Five firefighters died in a traffic accident en route to the Hayman fire from Oregon: Zach Zigich, Retah Shirley, Jacob Martindale, Danial Rama, and Bart Bailey. They died on June 21, 2002 and are listed in the memorial to fallen firefighters on the Wildland Firefighter Foundation's website.

Criminal prosecutions

A federal forestry officer, Terry Barton, who claimed she was attempting to burn a letter from her estranged husband, set the fire inside a campfire ring within an area designated for no fires due to a severe drought. The fire quickly spread out of the campfire ring and eventually torched over 138,000 acres (560 km2) and burned across four different counties. A federal grand jury indicted Barton on four felony counts of arson.[6]

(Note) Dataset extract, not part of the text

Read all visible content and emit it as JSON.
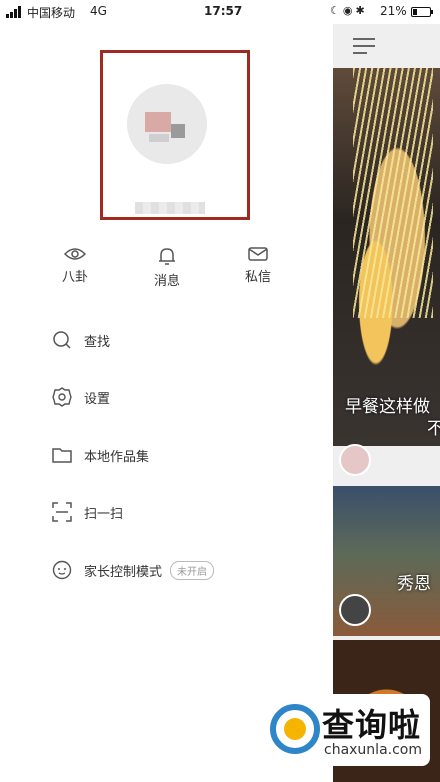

Barton ultimately pleaded guilty to the arson charge[7] and was given a six year sentence in federal prison. It was also considered that she wanted attention by starting a fire, so she could be a hero for saving the forest. The fire she started killed not only animals but also firefighters.[8] She was also ordered to reimburse the federal government $14.6 million. The State of Colorado originally sentenced Barton to 12 years in prison to run concurrently with the 6-year federal sentence. However the state sentence was overturned on appeal on grounds that the presiding judge had "the appearance of prejudice" because smoke from the fire motivated him to voluntarily leave his home for one night.[9] In March 2008, Barton was re-sentenced by a different judge to 15 years of probation.[10]